Further disclosures from Anthropic and other labs could clarify the technical and safety assumptions underlying Clark’s estimate, shaping future discourse on AI risk management.

Key Questions

What does a 60%+ probability mean in practical terms?

It indicates that Clark believes there is a more than even chance that autonomous AI systems capable of self-improvement without human input could exist by 2028, based on current technological trends and strategic investments.

How does this forecast compare to previous estimates?

Most prior forecasts were private or speculative, with few senior leaders publicly assigning specific probabilities. Clark’s statement is notable for its formal institutional context and explicit probability estimate.

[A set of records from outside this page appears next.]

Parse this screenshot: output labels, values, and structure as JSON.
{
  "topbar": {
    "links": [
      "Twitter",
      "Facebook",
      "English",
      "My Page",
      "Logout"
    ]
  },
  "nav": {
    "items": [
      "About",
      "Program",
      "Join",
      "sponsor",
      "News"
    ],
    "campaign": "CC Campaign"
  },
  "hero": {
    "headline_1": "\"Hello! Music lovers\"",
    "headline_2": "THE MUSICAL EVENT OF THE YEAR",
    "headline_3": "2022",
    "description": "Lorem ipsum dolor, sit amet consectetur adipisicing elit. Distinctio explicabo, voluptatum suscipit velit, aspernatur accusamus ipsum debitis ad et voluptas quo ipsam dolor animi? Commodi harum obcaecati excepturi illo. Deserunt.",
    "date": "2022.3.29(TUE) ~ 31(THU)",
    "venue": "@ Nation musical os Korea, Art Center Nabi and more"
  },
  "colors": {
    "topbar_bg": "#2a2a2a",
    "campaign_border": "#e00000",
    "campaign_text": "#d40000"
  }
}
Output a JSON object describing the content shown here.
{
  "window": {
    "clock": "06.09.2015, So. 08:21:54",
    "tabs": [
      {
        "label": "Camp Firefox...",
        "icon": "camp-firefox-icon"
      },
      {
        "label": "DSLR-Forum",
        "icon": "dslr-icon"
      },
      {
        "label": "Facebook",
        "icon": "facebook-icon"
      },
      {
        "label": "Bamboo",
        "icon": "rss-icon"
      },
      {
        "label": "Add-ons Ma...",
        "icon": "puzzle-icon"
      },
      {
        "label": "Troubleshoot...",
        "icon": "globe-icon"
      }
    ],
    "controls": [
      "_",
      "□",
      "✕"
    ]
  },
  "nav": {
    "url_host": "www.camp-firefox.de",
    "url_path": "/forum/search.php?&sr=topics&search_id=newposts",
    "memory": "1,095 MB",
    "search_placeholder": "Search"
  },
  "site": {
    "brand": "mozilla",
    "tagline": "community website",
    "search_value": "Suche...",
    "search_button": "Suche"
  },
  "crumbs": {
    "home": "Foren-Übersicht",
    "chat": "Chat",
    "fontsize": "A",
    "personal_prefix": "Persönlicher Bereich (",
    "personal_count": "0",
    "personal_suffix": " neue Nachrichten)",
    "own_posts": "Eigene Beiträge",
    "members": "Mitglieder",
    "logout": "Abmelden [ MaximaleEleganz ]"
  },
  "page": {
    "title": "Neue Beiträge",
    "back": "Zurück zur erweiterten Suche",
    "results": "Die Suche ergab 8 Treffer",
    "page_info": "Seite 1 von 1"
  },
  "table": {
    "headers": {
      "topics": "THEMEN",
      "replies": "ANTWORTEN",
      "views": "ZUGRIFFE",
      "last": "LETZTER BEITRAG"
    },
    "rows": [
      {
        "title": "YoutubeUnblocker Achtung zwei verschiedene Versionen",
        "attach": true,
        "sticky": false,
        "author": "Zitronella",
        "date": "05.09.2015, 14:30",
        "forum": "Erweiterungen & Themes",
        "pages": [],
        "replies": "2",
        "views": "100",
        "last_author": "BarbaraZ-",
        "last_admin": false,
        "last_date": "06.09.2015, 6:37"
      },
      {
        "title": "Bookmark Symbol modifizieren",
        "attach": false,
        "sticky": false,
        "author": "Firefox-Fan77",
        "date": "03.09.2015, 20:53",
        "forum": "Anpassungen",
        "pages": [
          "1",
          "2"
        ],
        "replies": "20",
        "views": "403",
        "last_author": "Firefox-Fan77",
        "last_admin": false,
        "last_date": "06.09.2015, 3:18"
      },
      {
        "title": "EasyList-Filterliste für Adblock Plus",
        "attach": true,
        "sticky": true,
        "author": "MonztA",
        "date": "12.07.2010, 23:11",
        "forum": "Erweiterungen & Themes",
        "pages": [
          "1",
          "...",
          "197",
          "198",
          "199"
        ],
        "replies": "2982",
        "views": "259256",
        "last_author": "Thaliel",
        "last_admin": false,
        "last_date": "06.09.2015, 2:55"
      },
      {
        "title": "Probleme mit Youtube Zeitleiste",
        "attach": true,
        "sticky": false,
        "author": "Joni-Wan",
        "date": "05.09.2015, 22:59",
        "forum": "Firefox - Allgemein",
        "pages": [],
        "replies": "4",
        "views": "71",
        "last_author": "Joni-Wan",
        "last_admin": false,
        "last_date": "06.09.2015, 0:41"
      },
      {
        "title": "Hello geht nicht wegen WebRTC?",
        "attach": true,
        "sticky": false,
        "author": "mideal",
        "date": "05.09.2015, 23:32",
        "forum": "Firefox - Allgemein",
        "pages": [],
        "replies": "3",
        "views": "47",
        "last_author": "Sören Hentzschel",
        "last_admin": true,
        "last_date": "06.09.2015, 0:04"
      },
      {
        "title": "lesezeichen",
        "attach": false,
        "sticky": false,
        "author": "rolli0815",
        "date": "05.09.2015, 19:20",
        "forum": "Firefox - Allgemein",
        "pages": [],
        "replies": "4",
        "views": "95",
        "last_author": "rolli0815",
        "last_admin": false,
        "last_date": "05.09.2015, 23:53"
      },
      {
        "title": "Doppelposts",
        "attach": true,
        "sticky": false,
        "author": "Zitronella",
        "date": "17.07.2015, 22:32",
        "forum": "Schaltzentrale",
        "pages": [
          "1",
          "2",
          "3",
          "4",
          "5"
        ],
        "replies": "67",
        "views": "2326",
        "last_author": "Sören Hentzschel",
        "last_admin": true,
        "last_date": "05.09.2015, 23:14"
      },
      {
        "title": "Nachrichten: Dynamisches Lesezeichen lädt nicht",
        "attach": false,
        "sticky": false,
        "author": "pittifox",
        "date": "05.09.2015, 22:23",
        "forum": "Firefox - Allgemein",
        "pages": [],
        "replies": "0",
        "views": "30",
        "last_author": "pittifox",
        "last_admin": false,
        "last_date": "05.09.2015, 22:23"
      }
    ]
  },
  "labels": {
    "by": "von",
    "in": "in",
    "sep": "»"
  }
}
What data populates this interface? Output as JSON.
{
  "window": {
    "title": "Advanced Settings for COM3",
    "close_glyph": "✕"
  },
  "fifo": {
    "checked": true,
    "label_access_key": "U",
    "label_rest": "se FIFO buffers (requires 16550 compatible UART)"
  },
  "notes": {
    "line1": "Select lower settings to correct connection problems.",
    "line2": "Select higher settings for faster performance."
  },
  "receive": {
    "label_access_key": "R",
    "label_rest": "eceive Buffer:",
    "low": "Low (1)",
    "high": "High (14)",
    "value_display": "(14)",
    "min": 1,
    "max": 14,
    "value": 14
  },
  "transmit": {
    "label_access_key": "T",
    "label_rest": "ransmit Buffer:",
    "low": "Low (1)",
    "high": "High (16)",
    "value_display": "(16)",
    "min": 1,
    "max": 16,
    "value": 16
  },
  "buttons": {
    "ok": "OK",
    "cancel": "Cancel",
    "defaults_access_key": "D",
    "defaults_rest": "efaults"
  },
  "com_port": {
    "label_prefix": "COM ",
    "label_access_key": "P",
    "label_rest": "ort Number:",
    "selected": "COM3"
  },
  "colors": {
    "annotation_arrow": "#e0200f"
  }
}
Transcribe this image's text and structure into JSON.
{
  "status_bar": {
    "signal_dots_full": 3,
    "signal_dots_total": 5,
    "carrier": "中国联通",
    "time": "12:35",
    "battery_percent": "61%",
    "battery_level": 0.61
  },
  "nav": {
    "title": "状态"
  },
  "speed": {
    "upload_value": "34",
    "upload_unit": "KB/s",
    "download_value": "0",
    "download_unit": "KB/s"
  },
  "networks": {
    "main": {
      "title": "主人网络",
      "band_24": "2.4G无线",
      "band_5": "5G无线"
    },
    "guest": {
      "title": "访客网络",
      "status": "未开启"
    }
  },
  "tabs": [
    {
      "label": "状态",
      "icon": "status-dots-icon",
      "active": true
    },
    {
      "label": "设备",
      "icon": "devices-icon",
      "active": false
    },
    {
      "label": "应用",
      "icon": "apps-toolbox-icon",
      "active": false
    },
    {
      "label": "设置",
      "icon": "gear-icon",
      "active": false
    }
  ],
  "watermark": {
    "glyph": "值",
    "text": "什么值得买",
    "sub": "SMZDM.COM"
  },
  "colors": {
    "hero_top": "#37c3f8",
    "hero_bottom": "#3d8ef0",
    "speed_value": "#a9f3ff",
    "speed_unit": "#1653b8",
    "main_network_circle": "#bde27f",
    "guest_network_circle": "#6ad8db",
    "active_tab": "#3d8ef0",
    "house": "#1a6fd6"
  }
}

Could this forecast influence AI regulation?

Yes, as a statement from a policy leader at a major AI lab, it could accelerate regulatory discussions and safety preparations aimed at managing the societal impacts of rapid AI development.

What are the risks if the timeline is underestimated?

If autonomous AI systems emerge sooner than expected, society may face unpreparedness in safety, regulation, and governance, increasing the risk of misuse or unintended consequences.

What are the main uncertainties in Clark’s forecast?

Uncertainties include the pace of technological progress, safety challenges, regulatory responses, and the precise definition of autonomous AI development, all of which could accelerate or delay the timeline.